Now, Virginia is mourning 12 more innocent lives senselessly lost to gun violence — 12 people slaughtered as they went about their business at a municipal center in Virginia Beach. Legislative inaction should not be acceptable to anyone, as Gov. Ralph Northam (D) made clear Tuesday . Flanked by Democratic officeholders, Mr. Northam announced he would call a special session to consider gun-control reforms.

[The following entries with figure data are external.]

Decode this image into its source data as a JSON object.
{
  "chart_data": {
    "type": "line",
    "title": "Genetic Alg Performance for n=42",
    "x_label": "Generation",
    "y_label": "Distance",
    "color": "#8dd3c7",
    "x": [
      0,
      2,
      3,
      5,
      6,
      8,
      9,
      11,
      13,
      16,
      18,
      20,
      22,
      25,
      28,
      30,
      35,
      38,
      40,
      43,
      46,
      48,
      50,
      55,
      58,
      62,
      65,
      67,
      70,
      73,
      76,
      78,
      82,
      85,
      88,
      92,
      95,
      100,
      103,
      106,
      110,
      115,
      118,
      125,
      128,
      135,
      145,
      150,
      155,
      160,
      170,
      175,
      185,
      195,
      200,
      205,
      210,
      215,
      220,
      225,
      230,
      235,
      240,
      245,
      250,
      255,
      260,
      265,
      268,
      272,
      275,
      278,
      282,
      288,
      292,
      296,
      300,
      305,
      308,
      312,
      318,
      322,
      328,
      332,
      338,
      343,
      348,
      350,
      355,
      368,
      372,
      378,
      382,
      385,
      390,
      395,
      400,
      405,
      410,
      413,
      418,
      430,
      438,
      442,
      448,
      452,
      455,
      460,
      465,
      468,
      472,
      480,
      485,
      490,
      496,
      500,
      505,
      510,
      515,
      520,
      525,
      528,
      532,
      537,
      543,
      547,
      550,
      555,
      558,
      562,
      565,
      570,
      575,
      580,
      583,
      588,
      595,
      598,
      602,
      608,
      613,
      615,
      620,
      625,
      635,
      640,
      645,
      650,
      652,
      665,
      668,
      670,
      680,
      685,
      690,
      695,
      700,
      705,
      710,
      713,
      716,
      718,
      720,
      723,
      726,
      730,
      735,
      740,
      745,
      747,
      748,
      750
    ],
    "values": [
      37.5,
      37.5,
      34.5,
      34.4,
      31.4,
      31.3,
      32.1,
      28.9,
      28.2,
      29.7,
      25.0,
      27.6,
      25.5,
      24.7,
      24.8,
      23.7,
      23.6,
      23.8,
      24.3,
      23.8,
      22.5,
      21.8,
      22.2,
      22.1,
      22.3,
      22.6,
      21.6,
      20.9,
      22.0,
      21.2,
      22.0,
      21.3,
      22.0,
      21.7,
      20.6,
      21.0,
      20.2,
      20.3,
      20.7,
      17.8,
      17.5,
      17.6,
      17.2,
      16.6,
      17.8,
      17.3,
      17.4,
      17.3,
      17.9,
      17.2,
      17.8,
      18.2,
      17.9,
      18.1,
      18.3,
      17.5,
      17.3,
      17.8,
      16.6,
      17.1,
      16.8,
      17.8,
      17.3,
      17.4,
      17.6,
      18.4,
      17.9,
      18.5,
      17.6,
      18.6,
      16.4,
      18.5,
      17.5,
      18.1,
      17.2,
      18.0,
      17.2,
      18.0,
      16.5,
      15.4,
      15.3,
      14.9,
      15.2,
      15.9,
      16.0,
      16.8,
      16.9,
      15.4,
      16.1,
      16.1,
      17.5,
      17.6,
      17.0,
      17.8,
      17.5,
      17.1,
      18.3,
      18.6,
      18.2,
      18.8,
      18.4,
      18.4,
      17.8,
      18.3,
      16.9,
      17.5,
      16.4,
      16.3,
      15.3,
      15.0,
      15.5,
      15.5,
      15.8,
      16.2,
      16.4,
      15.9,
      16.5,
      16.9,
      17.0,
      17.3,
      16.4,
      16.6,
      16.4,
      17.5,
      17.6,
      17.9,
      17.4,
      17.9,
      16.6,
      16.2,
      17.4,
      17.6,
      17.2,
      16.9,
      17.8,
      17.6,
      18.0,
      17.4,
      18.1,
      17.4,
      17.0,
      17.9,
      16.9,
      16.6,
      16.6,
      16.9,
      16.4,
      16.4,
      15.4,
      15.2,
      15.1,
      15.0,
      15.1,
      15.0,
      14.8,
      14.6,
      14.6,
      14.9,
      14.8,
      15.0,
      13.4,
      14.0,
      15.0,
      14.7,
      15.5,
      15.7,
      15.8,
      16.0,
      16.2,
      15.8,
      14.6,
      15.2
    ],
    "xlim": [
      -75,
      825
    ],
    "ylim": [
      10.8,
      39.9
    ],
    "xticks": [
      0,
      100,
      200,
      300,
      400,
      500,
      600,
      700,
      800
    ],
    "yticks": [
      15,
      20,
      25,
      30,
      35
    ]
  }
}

No date has been set, but the end of June is being eyed. The governor said he is finalizing a legislative package that would include familiar ideas, as well it should: closing the gun-show loophole for background checks, banning assault weapons, reinstating the one-gun-per-month rule and expanding local authority to regulate firearms. “They have never received a fair hearing,” Mr. Northam said. “I want these pieces of common-sense gun safety legislation to get to the floor and let these individuals elected by you, the people, to come to the floor and cast their vote.”

To call the chances for success in the Republican-controlled legislature unclear might be optimistic. The initial Republican response was, as characterized by The Post’s Gregory S. Schneider, cool. House Speaker Kirk Cox (Colonial Heights) called the governor’s action “hasty and suspect,” and days earlier Senate Majority Leader Thomas K. Norment Jr. (James City) was harshly critical of Democrats whom he accused of using a tragedy to advance their political agenda.

No doubt Democrats want to put Republicans on the spot on this critical issue just a few months before the November elections in which all 140 seats in the legislature are on the ballot. That, though, is how it should be. Polls have shown increasing support from Virginians to tighten the state’s notoriously permissive gun laws. The special session offers an opportunity to do so. If Republicans choose to pass up that opportunity, voters will have their own chance in November to bring about essential change.